This invention relates to an improved bearing arrangement for supporting high speed rotating shafts. More specifically, this invention relates to a specific bearing configuration designed for use in turbochargers.
In a turbocharger, a turbine wheel and a compressor impeller are carried on a common shaft. The turbine wheel is received within a turbine housing for communication with exhaust gases from an engine, whereby the shaft is rotatably driven during engine operation. The shaft is supported by suitable journal bearings and thrust bearings within a center housing connected between the turbine housing and a compressor housing receiving the compressor impeller. The exhaust gas driven turbine wheel thereby drives the compressor impeller to compress charge air for supply to the intake of the engine, all in a well known manner.

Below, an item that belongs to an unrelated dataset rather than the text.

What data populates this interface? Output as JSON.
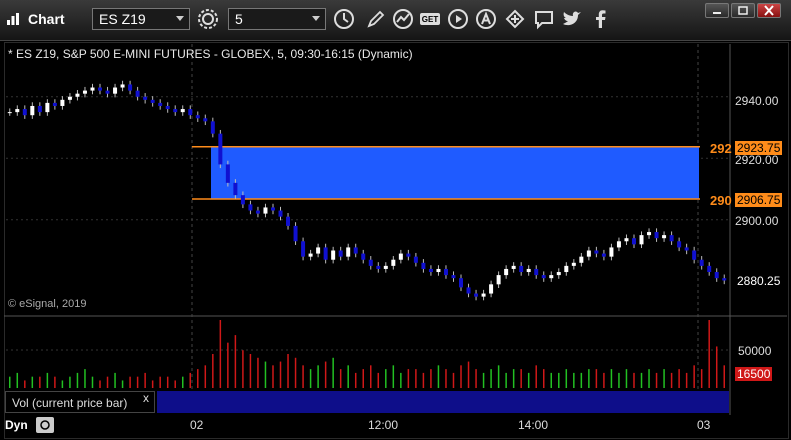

The rotating shaft in a turbocharger is subject to being driven at relatively high rotational speeds, such as on the order of about 100,000 rpm. or more. Such rotational speeds require the use of precision bearing components together with an effective system of bearing lubrication. In this regard, lubricating oil is commonly pumped under pressure to the turbocharger center housing for supply therethrough to lubricate the shaft bearings to prevent excessive bearing heating and wear.

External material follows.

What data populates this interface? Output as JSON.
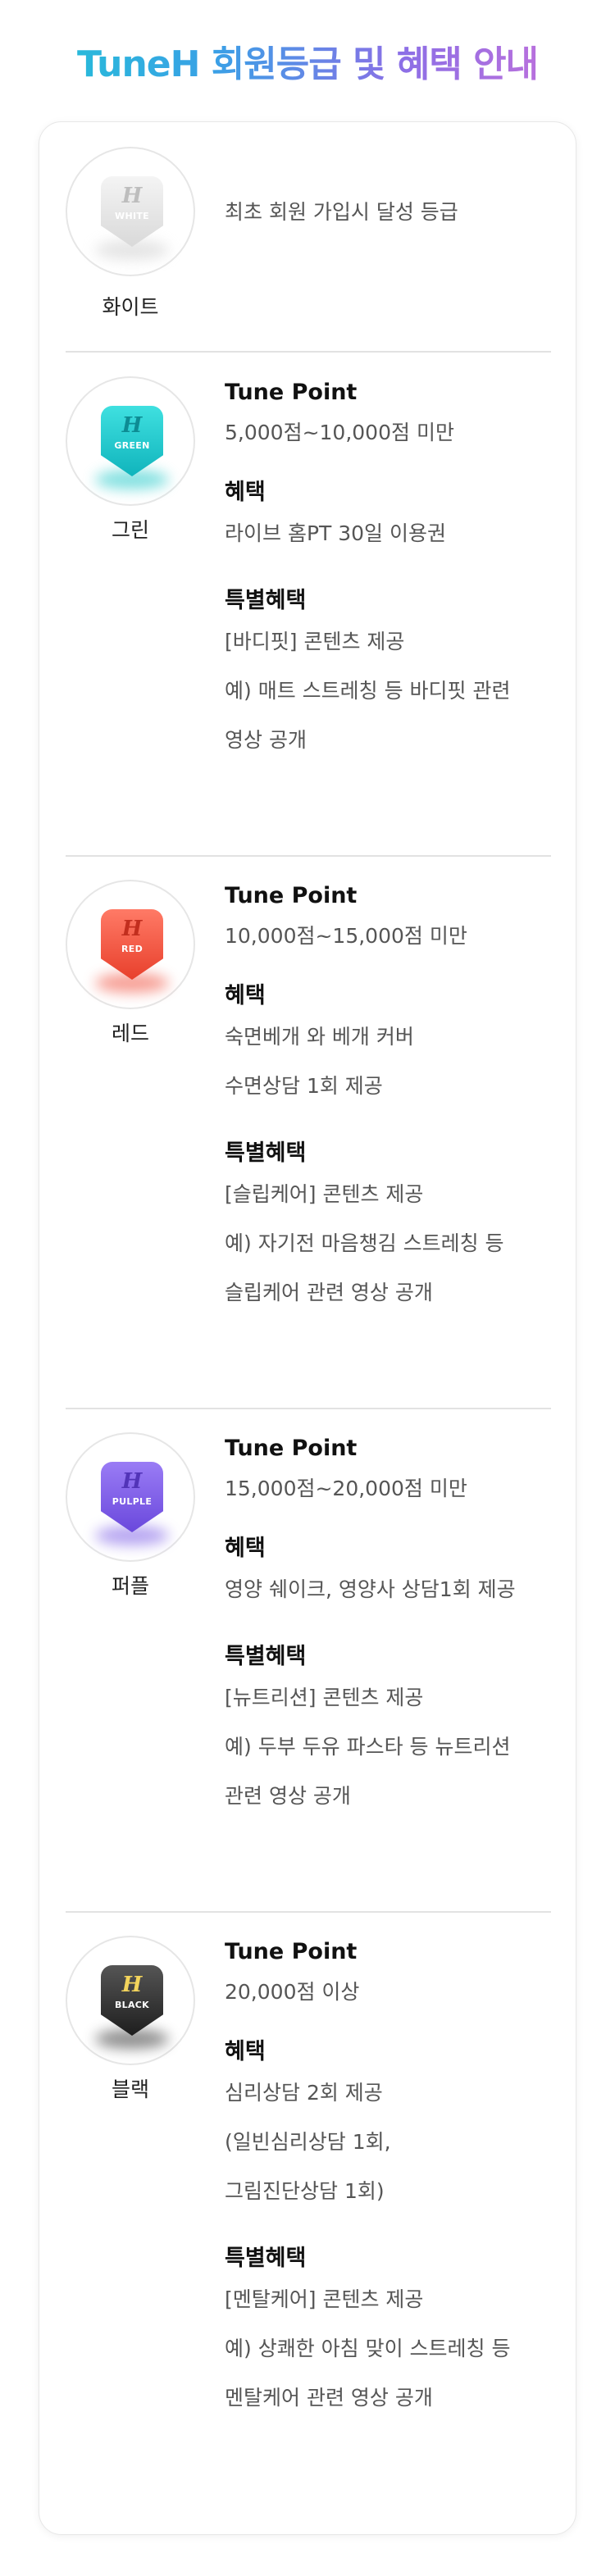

When operating at a high rotational speed, some turbochargers emit an audible whine or noise objectionable to some consumers. This is particularly true when the turbocharger is used in a domestic vehicle wherein the engine is designed for relatively quiet operation. This noise occurs primarily as a result of high frequency radial shaft excursion caused by imbalanced rotating components. It is desirable, therefore, to provide an improved turbocharger bearing design for reducing radial shaft motion at high speeds.
Turbocharger bearings in the prior art typically comprise a plain-type floating sleeve bearing having a circular cross-section for reception over the shaft of the turbocharger with limited clearance. During operation of the turbocharger, the turbocharger shaft rotates within the bearing, and the bearing sleeve rotates or floats within the turbocharger center housing at a rotational speed somewhat less than the turbocharger shaft speed, depending upon the inner and outer diameter bearing clearances. See, for example, U.S. Pat. Nos. 3,993,370 and 4,009,972. Other bearings have been proposed which attempt to improve lubrication between the shaft and the bearing by providing an enlarged radius over a portion of the bearing inner diameter for reception of lubricating oil. During operation, the rotating shaft tends to draw oil from the enlarged radius, and to pump that into the smaller clearances between the shaft and bearing. See, for example, U.S. Pat. Nos. 3,058,787 and 4,037,889. However, none of these prior art sleeve bearings have been found to be satisfactory in controlling or reducing high speed noise in automobile turbochargers.
A variety of sleeve-type bearing designs are available in the general prior art for limiting radial excursions of a high speed rotating shaft. One design approach comprises the provision of a plurality of arcuate ramps about the inner diameter of the sleeve bearing, wherein oil is supplied between the shaft and the bearing at or near the base of each ramp. See, for example, U.S. Pat. Nos. 1,495,660, 2,134,621, 3,680,932 and 3,722,965. Another design approach has been to provide a plurality of steps or lands formed on a common radius and separated by axially extending oil supply grooves. See, for example, U.S. Pat. Nos. 421,089, 1,376,094, 1,397,050, 3,167,362 and 3,941,437. However, many of these various bearing designs are limited to use with a shaft rotating only in a single direction. Accordingly, these bearings cannot be reverse mounted in a turbocharger center housing, and thus are compatable with modern turbocharger high production rate manufacturing criteria. Others of these bearing designs are bi-directional, but they have been found to be unsatisfactory in preventing shaft excursions to reduce generated noise in high speed turbochargers.
The present invention overcomes the problems and disadvantages of the prior art by providing an improved floating sleeve bearing specifically designed for use in high speed turbochargers for limiting radial shaft excursions, and thereby also for limiting generated noise.